Shiraz Shivji

Shiraz Shivji (born 1947 in Tanzania) was the primary designer of the Atari ST computer,[1] and one of the engineers behind the Commodore 64.[2]

Biography

Shiraz Shivji, born 1947 in Tanzania, was of Indian Ismaili heritage.[3] He was interested in electronics from a young age in Tanzania. He was educated in the United Kingdom, where he obtained a first-class honours degree at the University of Southampton. He then moved to the United States, where he obtained a master's degree in electrical engineering at Stanford University during 1969–1973. He then began work at Silicon Valley, and found work at Commodore International, where he was one of the engineers that helped build the Commodore 64. By 1984, he had been promoted to being the director of engineering at Commodore.[2]

Atari ST design

When Jack Tramiel took over Atari in 1984 with a number of Commodore engineers, the company was in bad shape.
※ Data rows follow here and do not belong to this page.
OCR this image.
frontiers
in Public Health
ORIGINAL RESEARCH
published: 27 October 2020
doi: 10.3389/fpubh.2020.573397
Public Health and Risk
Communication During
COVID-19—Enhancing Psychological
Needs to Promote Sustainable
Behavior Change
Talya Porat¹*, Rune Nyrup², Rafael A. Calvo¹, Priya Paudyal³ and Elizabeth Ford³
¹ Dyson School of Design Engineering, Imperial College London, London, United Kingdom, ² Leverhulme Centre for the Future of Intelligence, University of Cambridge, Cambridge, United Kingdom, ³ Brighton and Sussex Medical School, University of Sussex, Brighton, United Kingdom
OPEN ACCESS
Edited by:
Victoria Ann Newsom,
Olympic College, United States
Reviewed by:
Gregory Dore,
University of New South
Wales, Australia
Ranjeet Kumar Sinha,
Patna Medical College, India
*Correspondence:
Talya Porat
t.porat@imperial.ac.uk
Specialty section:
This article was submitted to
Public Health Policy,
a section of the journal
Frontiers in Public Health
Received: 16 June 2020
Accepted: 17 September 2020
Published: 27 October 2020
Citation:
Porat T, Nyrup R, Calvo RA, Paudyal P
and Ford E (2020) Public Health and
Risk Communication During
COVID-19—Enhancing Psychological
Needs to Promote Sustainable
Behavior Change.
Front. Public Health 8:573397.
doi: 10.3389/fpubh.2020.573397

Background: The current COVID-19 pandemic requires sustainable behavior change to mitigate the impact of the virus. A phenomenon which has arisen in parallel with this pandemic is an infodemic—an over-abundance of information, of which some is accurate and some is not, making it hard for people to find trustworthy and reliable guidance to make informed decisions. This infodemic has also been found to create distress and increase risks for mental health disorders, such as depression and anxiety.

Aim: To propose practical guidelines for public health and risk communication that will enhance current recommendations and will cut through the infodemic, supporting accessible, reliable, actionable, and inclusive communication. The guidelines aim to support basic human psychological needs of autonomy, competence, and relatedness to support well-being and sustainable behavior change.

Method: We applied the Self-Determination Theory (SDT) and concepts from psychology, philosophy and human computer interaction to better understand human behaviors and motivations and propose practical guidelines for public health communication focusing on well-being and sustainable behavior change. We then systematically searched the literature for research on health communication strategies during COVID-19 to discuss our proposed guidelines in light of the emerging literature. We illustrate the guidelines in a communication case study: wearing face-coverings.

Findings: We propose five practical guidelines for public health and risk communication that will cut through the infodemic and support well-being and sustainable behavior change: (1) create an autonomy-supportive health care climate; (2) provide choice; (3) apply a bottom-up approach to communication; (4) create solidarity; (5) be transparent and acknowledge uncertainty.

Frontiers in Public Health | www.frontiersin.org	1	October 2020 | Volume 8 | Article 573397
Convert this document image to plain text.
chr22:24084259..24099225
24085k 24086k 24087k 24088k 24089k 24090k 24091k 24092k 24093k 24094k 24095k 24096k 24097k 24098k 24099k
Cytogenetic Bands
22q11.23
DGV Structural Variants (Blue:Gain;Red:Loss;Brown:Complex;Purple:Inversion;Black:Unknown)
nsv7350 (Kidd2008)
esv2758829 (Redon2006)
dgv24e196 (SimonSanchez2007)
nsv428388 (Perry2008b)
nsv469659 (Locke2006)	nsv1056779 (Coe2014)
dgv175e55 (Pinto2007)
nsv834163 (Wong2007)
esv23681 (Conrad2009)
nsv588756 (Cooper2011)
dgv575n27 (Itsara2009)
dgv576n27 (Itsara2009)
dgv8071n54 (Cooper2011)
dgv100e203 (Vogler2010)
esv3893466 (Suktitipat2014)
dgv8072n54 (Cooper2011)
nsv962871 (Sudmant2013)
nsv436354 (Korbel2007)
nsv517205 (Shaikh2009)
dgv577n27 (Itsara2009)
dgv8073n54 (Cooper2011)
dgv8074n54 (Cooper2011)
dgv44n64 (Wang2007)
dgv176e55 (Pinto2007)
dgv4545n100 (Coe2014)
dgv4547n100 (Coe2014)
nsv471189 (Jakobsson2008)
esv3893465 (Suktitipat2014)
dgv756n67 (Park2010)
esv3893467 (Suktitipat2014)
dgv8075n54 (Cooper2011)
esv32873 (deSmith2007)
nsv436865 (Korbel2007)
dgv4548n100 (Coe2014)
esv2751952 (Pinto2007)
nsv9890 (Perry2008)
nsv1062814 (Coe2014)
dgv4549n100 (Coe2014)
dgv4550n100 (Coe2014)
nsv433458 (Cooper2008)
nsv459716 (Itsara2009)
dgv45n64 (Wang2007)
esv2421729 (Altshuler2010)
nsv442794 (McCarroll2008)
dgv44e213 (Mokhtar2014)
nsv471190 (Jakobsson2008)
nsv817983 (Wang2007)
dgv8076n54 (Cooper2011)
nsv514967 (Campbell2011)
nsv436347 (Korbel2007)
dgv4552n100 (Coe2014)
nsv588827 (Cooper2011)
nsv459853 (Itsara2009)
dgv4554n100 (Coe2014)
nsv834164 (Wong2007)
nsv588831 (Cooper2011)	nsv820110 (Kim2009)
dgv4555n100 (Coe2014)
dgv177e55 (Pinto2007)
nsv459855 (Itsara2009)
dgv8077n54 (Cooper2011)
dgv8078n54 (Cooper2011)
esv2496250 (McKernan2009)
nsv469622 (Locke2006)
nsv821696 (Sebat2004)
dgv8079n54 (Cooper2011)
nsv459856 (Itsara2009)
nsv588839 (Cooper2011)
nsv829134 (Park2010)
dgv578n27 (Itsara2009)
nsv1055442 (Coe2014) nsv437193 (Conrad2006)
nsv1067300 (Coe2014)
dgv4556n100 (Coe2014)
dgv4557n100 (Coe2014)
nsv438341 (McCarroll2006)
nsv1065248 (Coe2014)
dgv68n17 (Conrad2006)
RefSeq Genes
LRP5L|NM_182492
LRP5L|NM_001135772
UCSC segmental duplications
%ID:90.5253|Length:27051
Shiraz Shivji became Atari's Vice President of Research and Development, and led a team of six engineers who designed the Atari 520ST computer. This work was completed in five months (July to December 1984). The prototype presentation at the January 1985 Las Vegas CES was successful for Atari, and the product revived the company. He later led the design of the Atari TT before leaving Atari.

When he joined Atari from Commodore, he was one of four ex-Commodore engineers charged, but acquitted, of theft in relation to disk drive design plans.[4]